For KPMG workers, the first teams likely to feel that pressure are the ones closest to client workflows. In audit, that means understanding how AI affects controls, evidence and reporting. In tax, it means using generative AI without losing sight of accuracy, judgment and confidentiality. In finance transformation and advisory, it means being able to explain how AI changes forecasting, operating models and process design, not just showing familiarity with prompts or tools.

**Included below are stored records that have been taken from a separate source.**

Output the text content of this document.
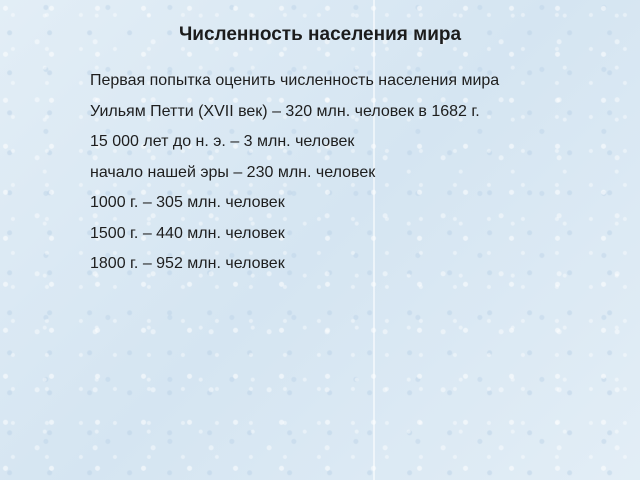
Численность населения мира
Первая попытка оценить численность населения мира
Уильям Петти (XVII век) – 320 млн. человек в 1682 г.
15 000 лет до н. э. – 3 млн. человек
начало нашей эры – 230 млн. человек
1000 г. – 305 млн. человек
1500 г. – 440 млн. человек
1800 г. – 952 млн. человек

That matters for mobility inside the firm. A micro-credential can help mid-career professionals show they are still current without stepping away for a full degree, while early-career staff can use it to stand out when staffing managers decide who gets put on the next AI-enabled engagement. As AI becomes a baseline expectation, the gap is no longer between people who know nothing and people who know everything. It is between professionals who can translate AI into client work and those who cannot.
KPMG has already been building that ladder. Its Learning Academy markets on-demand training for finance and accounting professionals and ties it to CPD credits, while KPMG Executive Education is offering a course called Future-Proofing Accounting and Finance with AI. That course page says 56% of business leaders expect AI to transform their operations within a year, a reminder that the timeline inside client organizations is already tight.
The firm has also pushed AI into tax more directly. On February 3, KPMG U.S. launched the Tax AI Accelerator Program to help tax functions build practical AI skills and integrate generative AI into day-to-day work. Duke Energy was among the first Fortune 150 companies taking part, a clue that the market is moving from experimentation to implementation.
IMA says it has about 140,000 global members, which makes this more than a one-off training launch. If a professional body of that size is packaging AI as a credential, the message to KPMG professionals is blunt: basic accounting competence is no longer enough for the fastest-moving work. The workers who can show AI fluency, and turn it into better client delivery, are the ones most likely to move ahead.